The analysts at Kelley Blue Book today reported the estimated average transaction price for light vehicles in the United States was $35,635 in May 2018. New-vehicle prices increased by $1,187 (up 3.4 percent) from May 2017, while falling $145 (down 0.4 percent) from last month.

“Average transaction prices rose a healthy 3 percent this month and remain strong even as new-vehicle demand is expected to falter in 2018,” said Tim Fleming, analyst for Kelley Blue Book. “It’s no surprise prices were helped by SUV demand, but pickup trucks played a big role in May’s increases as well. Prices in both full-size and mid-size truck segments were up 4 percent, and it is shaping up to be a pivotal time for pickups with the new RAM truck now on the market, a new Chevrolet Silverado coming later in the year, and the Ford Ranger returning to the U.S. early next year.”

Ford Motor Company is among the automakers benefiting from strong utility and pickup truck lineups. Ford Motor Company average transaction prices grew nearly 5 percent in May 2018, as both brands put up solid numbers. Lincoln’s average transaction prices are up 14 percent, due to the new Navigator, which jumped 32 percent from this time last year.
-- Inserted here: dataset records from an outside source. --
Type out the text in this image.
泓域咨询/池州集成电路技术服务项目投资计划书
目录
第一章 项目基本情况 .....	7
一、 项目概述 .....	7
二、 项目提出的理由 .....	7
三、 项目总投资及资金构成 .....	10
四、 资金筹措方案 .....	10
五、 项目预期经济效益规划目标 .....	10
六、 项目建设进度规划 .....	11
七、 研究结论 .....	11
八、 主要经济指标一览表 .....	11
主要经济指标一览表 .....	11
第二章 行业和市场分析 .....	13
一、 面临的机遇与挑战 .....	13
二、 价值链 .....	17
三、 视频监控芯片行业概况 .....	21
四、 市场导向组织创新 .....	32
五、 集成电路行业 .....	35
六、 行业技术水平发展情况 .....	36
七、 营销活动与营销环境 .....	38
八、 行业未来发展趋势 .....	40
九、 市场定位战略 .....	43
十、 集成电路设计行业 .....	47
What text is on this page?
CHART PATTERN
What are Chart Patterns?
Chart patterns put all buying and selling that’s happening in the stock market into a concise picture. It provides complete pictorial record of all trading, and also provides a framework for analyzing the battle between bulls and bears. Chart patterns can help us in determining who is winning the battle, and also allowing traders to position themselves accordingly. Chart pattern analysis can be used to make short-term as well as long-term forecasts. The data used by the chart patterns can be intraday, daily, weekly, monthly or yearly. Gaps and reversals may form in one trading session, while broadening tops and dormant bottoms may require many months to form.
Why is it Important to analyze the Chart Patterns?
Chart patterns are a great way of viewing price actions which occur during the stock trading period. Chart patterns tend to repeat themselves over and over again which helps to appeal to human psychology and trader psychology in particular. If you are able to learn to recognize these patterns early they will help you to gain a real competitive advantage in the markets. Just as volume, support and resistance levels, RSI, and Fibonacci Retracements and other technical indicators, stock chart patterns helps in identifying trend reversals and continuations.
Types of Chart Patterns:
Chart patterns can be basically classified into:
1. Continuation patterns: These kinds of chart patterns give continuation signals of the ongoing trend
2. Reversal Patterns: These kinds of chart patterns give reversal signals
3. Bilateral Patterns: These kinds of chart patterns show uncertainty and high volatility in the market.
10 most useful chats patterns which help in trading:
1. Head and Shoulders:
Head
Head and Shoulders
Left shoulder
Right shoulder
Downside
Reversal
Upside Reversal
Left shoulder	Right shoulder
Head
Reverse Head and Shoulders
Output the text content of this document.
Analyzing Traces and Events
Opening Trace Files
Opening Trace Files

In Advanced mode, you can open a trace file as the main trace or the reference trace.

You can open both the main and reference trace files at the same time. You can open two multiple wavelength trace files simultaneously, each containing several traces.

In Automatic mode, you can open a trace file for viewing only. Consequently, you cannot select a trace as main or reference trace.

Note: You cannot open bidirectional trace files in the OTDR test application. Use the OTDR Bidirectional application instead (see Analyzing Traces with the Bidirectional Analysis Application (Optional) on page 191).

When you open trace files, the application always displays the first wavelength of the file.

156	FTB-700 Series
For the Ford brand, the new Expedition increased 15 percent, while the 460-horsepower Mustang GT helped the model’s average improve by 12 percent. A strong mix of F-Series sales also helped Ford, as the brand climbed 4 percent.


General Motors also was up 4 percent year-over-year, with the Chevrolet brand rising the most at 5 percent. Chevrolet’s increase came on a strong mix of Silverado sales, as well as the redesigned Traverse, which posted a 12 percent gain. In addition, the new Buick Enclave was up 7 percent, although an expectedly high sales mix of Encore will result in a slight decline in average transaction prices for Buick.

Auto loan interest rates are expected to hit record highs not seen since 2009 in May, according to the car shopping experts at Edmunds. The annual percentage rate (APR) on new financed vehicles averaged 5.75 percent in May, compared to 5.04 percent in May 2017 and 4.17 percent in May 2013.

While it may seem counterintuitive, analysts say this spike in auto loan interest rates is having a positive influence on the automotive market — at least for now.

“Higher interest rates appear to be incentivizing car shoppers, which is likely why we’ve seen stronger than expected sales so far this year,” said Jeremy Acevedo, Edmunds’ manager of industry analysis. “Since interest rates have been creeping up all year, shoppers are likely thinking it’s better to buy now before rates get any higher. However, this is likely a temporary pull-ahead effect, and could come back to bite automakers later in the year.” experts point to a significant reduction in zero-percent loans as a contributor to the rise in average APRs. In May, zero-percent financing deals reached their lowest levels in seven years, constituting 6.3 percent of total finance deals, compared to 9.9 percent in May 2017 and 9.8 percent in May 2013.

“Zero-percent financing loans are growing too costly for automakers to offer, but that doesn’t meant that incentives are not out there,” said Acevedo. “Automakers and dealers are simply turning toward other, more creative incentive structures in order to lure in consumers.”